Yang lebih menarik lagi adalah pandangan Imam
Yahya bin Mu’adz yang mempersembahkan zuhud tidak dalam bentuk ta’rif
(definisi), tapi bagaimana cara seseorang bisa mencapai kezuhudan. Ia
mengatakan:
لَا
يَبْلُغُ أَحَدٌ حَقِيْقَةَ الزُّهْدِ حَتَّي يَكُوْنَ فِيْه ثَلَاثُ خِصَالٍ:
عَمَلٌ بِلَا عَلَاقَةٍ, وَقَوْلٌ بِلَا طَمْعٍ, وَعِزٌّ بِلَا رِبَاسَةٍ
“Seseorang tidak akan sampai pada hakikat
zuhud hingga orang tersebut berhasil mendapatkan tiga hal: 1). Beramal tanpa
pamrih, 2). Berbicara tanpa rakus, dan 3). Kekuatan tanpa melemahkan.”(Abdul
Karim Hawazin al-Qusyairi, hlm 221).
Tiga hal tersebut adalah ciri yang harus
dicapai manusia agar dapat menghadirkan zuhud di hatinya. Persoalan hati itu
benar-benar bersih atau tidak dari pamrih, rakus dan keinginan menindas yang
lemah merupakah hal yang tidak bisa kita hindari. Karena itu,Allah menghendaki
hambaNya untuk tetap istiqamah dalam berbagai hal. Tujuannya untuk menahan hawa
nafsu kita tidak lepas kendali. Pantas saja jika ulama kita mengatakan,
“istiqamah lebih baik dari seribu karamah.”

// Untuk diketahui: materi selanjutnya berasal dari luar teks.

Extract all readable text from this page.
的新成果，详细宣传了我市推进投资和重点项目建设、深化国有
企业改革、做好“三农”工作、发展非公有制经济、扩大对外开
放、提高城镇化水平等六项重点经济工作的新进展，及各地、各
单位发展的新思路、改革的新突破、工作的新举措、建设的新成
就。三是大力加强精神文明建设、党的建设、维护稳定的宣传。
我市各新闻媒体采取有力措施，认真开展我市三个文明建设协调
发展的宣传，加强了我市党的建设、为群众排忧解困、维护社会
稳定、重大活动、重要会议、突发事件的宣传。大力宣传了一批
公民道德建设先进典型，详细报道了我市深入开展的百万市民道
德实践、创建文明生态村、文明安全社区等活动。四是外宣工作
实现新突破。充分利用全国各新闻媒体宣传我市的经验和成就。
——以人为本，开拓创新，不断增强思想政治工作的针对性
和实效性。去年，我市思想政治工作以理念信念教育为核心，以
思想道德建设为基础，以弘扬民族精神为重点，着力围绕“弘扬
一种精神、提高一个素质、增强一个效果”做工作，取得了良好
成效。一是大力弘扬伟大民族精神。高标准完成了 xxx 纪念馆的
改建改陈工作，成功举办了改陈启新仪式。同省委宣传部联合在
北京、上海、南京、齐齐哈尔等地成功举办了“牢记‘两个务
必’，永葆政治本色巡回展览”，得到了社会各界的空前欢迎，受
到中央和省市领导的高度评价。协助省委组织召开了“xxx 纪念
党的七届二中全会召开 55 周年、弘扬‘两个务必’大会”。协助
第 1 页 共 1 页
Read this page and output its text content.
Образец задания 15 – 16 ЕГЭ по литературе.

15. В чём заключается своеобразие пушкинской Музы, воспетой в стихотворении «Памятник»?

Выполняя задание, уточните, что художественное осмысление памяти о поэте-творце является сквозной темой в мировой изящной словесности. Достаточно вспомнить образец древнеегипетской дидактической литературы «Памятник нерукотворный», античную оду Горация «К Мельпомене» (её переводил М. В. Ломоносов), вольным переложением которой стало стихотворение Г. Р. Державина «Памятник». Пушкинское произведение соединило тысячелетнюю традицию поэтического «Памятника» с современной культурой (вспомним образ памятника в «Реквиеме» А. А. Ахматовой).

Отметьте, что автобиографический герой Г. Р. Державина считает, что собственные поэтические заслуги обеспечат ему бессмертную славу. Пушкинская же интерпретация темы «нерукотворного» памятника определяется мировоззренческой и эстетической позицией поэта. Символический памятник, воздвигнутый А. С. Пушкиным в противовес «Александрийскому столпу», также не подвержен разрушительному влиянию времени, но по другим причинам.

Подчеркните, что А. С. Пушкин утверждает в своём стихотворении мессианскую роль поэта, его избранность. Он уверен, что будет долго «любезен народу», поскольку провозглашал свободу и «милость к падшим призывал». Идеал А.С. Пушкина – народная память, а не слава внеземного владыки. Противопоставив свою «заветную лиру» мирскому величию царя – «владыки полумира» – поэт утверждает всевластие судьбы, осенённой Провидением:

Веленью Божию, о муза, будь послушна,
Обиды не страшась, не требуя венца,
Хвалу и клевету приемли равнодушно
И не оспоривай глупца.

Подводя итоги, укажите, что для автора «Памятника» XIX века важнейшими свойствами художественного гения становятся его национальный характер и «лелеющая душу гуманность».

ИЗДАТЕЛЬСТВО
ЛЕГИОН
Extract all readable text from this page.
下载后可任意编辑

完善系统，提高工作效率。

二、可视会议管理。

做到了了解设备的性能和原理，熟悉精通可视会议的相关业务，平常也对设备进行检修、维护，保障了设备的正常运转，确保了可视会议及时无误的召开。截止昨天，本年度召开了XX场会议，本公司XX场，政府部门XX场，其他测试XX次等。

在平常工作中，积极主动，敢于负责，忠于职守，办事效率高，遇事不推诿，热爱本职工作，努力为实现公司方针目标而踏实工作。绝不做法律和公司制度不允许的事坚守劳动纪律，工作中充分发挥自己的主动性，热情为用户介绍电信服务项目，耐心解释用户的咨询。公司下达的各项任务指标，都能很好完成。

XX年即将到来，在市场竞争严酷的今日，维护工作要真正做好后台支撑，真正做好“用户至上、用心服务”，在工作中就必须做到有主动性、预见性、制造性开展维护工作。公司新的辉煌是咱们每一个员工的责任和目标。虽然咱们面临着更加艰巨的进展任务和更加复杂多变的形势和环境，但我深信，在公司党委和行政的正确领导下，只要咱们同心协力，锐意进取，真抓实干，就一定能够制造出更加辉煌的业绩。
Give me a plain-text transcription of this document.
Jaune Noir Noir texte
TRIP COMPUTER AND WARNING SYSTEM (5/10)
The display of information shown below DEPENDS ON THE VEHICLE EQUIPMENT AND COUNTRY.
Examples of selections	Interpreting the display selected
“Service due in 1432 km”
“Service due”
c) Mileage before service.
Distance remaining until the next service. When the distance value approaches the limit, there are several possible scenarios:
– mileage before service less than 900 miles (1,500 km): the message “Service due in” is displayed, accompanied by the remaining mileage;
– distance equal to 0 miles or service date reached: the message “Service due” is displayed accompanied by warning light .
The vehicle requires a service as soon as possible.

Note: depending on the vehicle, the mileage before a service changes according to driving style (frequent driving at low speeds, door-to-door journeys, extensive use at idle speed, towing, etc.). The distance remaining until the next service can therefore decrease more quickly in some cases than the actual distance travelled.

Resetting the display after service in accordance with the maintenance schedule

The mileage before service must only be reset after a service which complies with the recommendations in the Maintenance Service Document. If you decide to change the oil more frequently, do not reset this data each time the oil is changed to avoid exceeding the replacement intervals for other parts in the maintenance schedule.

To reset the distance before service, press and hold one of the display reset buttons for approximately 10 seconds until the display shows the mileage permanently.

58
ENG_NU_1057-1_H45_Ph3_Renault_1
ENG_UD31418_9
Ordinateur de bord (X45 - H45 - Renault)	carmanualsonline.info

Dari uraian dan kisah di atas, kita bisa
mengambil beberapa kesimpulan. Pertama, zuhud tidak melulu berarti meninggalkan
dunia secara menyeluruh. Kedua, zuhud sebaiknya berdampak langsung pada diri dan
lingkungan sekitar (meninggalkan jejak).
Ketiga, zuhud memiliki sisi sosial yang
tinggi, melahirkan kedermawanan dan kerendahan hati. Keempat, zuhud adalah
lepas dari keterikatan dunia. Jika kaya, dia tidak akan kecewa kehilangan semua
hartanya. Jika miskin, dia tidak akan kecewa tidak memiliki harta.Kelima,
mensyukuri kehidupan. Jikapun terkena musibah, kita masih bisa bersyukur karena
diberi kehidupan untuk melewati dan menyelesaikannya.
Semoga kita memiliki keinginan menjadi
manusia yang lebih baik dan meningkatkan ibadah kita setiap harinya. Wallahu
a’lam. []
Muhammad Afiq Zahara, pernah Nyantri di
Pondok Pesantren Darussa’adah, Bulus, Kritig, Petanahan, Kebumen.